About Fara Principles
This project is a web scraper which collects Foreign Principles from the website fara.gov.Most of the trick the site uses to evade scrapers has been discovered and is abstracted in the core package. Work being done on the core are usually implemented on the core
branch. There is also the scraper
branch where work on the scraper has be done.
Note:
For better overview of the code please read the ARCHITECTURE_REDAME file which explains some of the components of this project.
Installation
It is considered very good practice to setup a virtual environment before installing apps like this so, please do that. This project is targeted for python2 so please make sure at least python 2.7 is installed on your system. You can download or clone this repo to install the scraper. At your terminal, enter the following commands. You can litrarily copy and paste this commands at your terminal to get this working.
git clone https://github.com/tandalf/fara_principals.git
cd fara_principals
python setup.py install
pip install -r requirements.txt
This install the scraper and it's dependencies.

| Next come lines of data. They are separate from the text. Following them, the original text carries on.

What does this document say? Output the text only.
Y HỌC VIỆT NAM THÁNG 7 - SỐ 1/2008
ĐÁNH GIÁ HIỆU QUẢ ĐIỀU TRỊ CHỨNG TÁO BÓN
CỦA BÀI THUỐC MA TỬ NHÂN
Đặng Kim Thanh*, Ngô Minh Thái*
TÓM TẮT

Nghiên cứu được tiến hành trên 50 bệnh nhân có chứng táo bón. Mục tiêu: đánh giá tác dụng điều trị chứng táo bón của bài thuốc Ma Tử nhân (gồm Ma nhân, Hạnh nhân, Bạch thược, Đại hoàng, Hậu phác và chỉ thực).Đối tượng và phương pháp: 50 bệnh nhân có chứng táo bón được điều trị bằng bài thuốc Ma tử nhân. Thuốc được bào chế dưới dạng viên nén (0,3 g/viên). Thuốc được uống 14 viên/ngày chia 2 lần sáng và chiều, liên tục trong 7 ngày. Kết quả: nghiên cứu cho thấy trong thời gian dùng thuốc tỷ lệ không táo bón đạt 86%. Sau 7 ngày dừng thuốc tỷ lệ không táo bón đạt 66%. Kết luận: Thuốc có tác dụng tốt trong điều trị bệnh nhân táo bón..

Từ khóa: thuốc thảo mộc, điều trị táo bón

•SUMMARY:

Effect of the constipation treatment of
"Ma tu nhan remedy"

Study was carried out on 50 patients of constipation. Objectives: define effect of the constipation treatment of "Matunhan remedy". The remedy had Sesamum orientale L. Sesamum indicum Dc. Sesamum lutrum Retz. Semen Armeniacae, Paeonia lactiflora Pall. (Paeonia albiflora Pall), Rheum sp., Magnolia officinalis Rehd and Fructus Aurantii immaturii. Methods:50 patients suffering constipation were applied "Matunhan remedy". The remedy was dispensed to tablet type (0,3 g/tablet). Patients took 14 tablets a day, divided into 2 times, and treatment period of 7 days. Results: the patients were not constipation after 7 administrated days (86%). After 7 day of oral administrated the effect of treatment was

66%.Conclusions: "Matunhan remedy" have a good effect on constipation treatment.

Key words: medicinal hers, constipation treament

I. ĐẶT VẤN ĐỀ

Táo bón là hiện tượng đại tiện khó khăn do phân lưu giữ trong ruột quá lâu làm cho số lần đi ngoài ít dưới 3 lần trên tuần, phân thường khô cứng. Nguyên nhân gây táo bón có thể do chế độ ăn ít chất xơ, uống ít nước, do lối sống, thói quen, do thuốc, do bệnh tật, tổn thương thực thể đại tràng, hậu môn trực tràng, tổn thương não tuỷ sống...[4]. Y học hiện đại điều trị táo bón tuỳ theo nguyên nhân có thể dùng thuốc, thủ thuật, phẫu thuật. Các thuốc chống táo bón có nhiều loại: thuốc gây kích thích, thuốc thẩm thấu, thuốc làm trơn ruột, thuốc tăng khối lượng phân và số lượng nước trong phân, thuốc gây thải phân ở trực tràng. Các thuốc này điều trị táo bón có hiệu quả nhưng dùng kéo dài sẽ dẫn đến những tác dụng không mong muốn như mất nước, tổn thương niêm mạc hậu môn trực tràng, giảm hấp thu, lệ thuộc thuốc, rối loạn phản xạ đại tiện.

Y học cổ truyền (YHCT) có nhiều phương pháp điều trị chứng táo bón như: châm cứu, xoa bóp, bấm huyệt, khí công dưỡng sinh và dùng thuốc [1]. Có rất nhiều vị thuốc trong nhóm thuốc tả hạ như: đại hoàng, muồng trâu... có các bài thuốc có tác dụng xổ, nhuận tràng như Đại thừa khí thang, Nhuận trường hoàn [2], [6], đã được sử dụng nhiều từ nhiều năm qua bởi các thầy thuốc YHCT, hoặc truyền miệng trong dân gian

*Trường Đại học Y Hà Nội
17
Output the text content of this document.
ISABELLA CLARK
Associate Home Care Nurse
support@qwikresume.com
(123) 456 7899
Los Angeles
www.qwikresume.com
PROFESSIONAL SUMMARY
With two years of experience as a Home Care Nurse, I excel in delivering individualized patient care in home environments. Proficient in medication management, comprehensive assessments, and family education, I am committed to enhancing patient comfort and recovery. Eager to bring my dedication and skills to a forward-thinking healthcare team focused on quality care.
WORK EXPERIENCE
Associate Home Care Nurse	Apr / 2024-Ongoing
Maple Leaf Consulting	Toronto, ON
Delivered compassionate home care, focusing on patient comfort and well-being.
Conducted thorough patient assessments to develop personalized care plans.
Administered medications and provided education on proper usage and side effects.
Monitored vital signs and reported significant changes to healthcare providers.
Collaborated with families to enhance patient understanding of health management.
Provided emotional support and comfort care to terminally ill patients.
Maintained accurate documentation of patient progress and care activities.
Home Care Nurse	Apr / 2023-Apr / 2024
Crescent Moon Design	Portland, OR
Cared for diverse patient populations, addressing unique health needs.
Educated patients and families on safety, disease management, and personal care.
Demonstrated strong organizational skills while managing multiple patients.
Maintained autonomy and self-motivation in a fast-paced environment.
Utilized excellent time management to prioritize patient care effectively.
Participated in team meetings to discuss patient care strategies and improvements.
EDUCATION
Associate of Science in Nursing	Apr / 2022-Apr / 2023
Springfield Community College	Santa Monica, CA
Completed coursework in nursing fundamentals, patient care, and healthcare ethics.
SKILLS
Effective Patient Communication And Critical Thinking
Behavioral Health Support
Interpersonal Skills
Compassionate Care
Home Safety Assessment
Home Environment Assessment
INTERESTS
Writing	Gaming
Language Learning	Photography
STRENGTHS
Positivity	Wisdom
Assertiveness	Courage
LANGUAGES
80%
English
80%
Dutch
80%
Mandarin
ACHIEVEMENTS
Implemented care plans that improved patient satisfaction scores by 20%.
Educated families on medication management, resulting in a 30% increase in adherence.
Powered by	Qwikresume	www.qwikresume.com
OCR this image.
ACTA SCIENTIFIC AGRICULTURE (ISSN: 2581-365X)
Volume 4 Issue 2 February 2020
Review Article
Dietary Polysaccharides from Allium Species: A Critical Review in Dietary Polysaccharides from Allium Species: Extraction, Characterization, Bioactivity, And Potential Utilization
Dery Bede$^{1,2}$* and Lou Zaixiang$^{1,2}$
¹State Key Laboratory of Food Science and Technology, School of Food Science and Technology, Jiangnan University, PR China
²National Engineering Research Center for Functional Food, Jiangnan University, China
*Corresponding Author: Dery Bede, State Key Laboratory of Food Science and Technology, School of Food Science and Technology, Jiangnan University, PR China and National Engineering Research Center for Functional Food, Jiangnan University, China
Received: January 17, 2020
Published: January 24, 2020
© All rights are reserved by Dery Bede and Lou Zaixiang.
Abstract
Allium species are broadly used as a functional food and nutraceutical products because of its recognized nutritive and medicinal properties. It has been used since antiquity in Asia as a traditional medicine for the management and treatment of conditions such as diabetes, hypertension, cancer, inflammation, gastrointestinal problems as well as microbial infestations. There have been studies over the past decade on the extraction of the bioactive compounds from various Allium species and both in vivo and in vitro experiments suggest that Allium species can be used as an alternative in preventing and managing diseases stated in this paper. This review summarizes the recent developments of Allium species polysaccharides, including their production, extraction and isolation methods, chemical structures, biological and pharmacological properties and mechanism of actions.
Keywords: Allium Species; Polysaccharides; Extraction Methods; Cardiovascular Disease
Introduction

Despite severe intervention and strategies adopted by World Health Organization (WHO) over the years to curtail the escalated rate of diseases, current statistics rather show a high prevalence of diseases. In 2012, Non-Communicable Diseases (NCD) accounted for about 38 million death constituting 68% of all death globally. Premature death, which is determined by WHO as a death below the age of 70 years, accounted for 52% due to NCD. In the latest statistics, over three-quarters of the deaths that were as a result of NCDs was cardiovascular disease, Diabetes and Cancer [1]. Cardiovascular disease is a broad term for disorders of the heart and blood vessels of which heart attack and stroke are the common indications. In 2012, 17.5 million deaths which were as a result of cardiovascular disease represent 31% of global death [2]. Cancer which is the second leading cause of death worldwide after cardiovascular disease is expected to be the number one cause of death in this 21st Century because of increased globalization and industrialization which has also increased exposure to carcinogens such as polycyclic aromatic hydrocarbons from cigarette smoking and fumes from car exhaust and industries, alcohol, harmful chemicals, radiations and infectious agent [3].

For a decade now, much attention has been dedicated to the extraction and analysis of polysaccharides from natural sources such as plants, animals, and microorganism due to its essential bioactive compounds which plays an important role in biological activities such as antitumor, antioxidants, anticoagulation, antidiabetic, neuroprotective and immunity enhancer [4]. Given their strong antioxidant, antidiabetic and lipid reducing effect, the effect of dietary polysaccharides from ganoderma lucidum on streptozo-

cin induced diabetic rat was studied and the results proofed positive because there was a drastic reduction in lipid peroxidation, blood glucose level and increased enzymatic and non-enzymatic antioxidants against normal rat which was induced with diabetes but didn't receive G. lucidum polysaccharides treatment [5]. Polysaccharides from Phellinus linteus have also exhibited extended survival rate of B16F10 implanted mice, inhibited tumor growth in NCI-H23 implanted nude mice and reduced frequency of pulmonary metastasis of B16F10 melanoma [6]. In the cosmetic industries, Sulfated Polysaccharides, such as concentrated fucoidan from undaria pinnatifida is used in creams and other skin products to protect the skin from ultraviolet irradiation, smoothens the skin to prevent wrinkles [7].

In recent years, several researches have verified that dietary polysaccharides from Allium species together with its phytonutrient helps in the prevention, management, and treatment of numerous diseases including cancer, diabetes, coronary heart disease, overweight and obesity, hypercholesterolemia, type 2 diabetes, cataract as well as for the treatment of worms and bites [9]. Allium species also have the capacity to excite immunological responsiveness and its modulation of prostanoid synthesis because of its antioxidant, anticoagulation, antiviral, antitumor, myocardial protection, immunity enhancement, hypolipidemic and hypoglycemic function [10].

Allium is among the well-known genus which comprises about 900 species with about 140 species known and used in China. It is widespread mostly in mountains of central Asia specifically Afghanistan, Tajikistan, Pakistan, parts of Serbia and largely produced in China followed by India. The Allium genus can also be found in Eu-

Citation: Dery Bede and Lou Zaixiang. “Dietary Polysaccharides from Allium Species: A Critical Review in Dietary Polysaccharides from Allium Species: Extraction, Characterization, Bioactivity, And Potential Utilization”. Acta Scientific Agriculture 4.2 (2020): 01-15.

Scraping Active Principals
After the installation has completed successfull, you can start collecting principal data by running the command below while in the project's directory.
scrapy crawl active_principals -o outputfile.json
where outputfile.json is the path to the file which the principal json lines will be stored.
Running tests
Good test coverage is encouraged for this code base. To run the tests and coverage for the core components, while at the base directory, enter the following commands:
coverage run --source=fara_principals.core -m unittest discover tests/unit
coverage report -m
Requested JSON file
The requested json file for the project is located at the project root and
is named principals.json
Warning
Although the Active Principals Page
claims to have up to 510 Active Principals,
it happens to contain 495 UNIQUE
principals and about ~520 in total if duplicate
requests are permitted. I do not think this problem is from my code (probably some
logic error in their listing), but I'm still very open to scrutiny of my project
to see what I might be missing.
Extra
Due to a tight schedule I might not find time to elaborate MORE on the project in areas including, but not limited to, testing, documentation, and deployment. However, the basics for all these have been provided.